Produzido originalmente para o jornal Tribuna de Minas

 

     Segundo o último Balanço Energético do Estado de Minas Gerais, no ano de 2015, mais de 52% da demanda energética estadual referia-se a fontes renováveis de energia, distribuídas entre solar, eólica, biomassa, biocombustíveis e hidráulica, entre as quais a energia solar e a eólica são as que mais têm se desenvolvido nos últimos anos, colocando o estado em destaque no cenário nacional.
     Contudo, não há grandes instalações de energia solar e eólica no território mineiro.
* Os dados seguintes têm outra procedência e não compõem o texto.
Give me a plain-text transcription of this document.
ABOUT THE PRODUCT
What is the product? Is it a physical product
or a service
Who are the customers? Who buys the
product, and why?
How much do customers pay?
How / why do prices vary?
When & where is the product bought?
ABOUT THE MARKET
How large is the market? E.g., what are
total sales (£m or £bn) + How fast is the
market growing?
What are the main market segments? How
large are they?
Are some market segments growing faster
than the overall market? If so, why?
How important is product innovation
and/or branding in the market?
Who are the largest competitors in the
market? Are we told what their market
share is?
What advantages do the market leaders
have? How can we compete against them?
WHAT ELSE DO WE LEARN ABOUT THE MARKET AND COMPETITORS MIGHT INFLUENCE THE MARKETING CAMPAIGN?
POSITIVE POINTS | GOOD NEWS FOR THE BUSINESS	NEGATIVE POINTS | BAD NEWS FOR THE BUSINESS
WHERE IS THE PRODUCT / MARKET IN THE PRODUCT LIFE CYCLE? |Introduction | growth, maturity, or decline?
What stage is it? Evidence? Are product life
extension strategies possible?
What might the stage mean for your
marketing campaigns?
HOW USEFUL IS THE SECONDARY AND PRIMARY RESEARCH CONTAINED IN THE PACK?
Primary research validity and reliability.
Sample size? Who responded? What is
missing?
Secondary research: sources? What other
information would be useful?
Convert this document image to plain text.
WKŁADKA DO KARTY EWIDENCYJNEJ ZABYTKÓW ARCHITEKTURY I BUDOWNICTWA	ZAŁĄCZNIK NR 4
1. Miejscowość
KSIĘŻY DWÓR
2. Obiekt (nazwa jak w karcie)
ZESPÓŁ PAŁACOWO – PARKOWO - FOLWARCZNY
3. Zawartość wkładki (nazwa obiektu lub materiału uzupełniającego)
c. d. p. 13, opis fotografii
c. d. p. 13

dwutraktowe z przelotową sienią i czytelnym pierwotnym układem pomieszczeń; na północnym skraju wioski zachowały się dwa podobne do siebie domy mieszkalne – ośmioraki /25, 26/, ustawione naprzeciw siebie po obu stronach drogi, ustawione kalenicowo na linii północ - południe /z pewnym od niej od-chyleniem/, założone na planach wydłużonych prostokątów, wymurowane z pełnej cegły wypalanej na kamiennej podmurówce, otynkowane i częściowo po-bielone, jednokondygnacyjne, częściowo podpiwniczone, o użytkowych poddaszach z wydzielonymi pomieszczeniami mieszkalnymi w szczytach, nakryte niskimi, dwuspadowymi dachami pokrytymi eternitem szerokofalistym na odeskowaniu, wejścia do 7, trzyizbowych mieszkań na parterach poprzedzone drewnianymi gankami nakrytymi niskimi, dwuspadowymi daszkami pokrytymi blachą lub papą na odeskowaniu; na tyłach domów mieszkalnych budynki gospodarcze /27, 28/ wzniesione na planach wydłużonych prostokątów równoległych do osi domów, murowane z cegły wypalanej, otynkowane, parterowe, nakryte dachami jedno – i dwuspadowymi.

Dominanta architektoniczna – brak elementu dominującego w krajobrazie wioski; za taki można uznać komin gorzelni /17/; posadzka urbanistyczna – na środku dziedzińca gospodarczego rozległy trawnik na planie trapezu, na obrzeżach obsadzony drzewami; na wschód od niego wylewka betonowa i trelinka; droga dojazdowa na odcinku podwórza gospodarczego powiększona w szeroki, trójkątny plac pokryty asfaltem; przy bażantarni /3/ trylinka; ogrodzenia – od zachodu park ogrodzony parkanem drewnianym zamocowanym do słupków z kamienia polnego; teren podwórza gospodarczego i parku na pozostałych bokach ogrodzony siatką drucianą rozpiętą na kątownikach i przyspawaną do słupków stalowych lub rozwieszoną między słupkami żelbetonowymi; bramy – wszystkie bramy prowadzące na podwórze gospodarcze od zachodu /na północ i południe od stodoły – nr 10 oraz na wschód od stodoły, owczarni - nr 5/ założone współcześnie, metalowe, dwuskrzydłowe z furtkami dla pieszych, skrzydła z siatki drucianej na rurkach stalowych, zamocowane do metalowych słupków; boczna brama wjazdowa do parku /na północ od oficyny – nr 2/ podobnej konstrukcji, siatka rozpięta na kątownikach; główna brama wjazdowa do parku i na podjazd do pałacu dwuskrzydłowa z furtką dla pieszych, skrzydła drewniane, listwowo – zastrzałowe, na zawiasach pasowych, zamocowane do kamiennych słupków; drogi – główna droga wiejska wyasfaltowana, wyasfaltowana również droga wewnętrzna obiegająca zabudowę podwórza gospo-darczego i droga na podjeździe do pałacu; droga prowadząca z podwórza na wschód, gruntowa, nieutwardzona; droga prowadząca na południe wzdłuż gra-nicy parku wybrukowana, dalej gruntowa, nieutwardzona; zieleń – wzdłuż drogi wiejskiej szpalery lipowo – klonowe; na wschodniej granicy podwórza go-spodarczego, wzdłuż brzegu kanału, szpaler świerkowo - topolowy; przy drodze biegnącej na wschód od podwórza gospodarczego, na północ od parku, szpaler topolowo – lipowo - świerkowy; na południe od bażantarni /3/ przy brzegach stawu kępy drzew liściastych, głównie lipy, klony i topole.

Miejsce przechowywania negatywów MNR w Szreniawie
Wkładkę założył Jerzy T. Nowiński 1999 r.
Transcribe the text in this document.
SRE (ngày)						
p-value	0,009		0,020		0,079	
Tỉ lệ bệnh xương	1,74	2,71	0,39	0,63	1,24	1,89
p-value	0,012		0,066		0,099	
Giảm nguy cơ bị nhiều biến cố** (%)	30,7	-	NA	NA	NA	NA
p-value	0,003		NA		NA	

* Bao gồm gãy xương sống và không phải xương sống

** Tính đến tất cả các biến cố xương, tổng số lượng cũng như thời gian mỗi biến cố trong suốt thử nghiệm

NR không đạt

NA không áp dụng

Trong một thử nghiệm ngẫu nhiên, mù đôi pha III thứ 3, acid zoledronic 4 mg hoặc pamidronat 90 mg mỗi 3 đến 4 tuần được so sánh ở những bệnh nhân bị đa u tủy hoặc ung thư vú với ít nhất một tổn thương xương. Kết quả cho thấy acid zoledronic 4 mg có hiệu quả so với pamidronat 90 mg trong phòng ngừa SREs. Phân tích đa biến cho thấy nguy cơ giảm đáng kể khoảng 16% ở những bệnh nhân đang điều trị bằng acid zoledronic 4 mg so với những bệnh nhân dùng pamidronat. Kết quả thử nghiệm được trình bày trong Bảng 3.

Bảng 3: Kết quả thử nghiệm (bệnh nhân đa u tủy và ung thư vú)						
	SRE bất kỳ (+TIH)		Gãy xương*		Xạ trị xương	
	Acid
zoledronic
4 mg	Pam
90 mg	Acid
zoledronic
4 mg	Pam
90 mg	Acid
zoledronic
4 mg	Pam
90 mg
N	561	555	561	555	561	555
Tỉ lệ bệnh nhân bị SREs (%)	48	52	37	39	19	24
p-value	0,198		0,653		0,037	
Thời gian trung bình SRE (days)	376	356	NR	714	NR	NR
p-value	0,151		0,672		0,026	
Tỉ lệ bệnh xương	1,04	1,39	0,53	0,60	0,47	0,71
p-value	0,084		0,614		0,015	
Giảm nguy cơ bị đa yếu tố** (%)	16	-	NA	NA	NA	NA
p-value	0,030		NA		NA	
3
Segundo registros do Plano de Energia e Mudanças Climáticas de Minas Gerais (PEMC), há apenas duas instalações de geração de energia a partir  os
ventos: um parque eólico no município de Gouveia, pertencente à CEMIG, e a usina Clóvis Ferreira, situada no município de Iturama. No que se refere à geração de energia a partir da radiação solar, o estado de Minas Gerais encontra-se em situação bem mais avançada e, segundo a Agência Nacional de Energia Elétrica (ANEEL), é o estado com mais unidades de micro e minigeração, com 5.104 instalações, sendo a maior parte residencial. Cabe ainda destacar que o estado conta, atualmente, com a maior usina de energia solar da América Latina, situada no município de Pirapora.
     O maior desenvolvimento em energia solar deve-se muito ao incentivo governamental recebido pelo setor energético, uma vez que Minas Gerais foi pioneira em fornecer isenção de ICMS para microgeração, de até 75 kW (Quilowatts), e para minigeração, de 75 kM até 1 MW (Megawatts). No entanto, tanto para a energia solar quanto para a eólica, pouco da capacidade do estado é aproveitada, dado o grande potencial que Minas possui, principalmente no Norte e Noroeste do estado, além do Triângulo Mineiro.
     Apesar da posição de destaque do estado quanto à geração de energia eólica e solar, não se pode esquecer das barreiras e restrições existentes para o desenvolvimento desse setor. A instalação de usinas solar e eólica exigem, por
exemplo, uma rede de distribuição de energia próxima à unidade geradora, condições favoráveis de relevo e um grande volume de capital para realizar o investimento inicial. Ademais, destacam-se os impactos socioambientais que podem ser causados, tais como supressão da vegetação, ameaça e perturbação da fauna e, no caso de usinas termossolares, uso excessivo dos recursos hídricos.
     De toda maneira, o governo de Minas deve continuar incentivando o uso de energia renovável, em especial solar e eólica visto o potencial do estado. Promover condições para que os investimentos nessa área se tornem mais competitivos e mais acessíveis ao público em geral, com redução das barreiras fiscais e tarifárias do setor de energia e promoção de incentivos fiscais para aqueles que decidirem empreender no estado é o que se espera de uma Minas Renovável.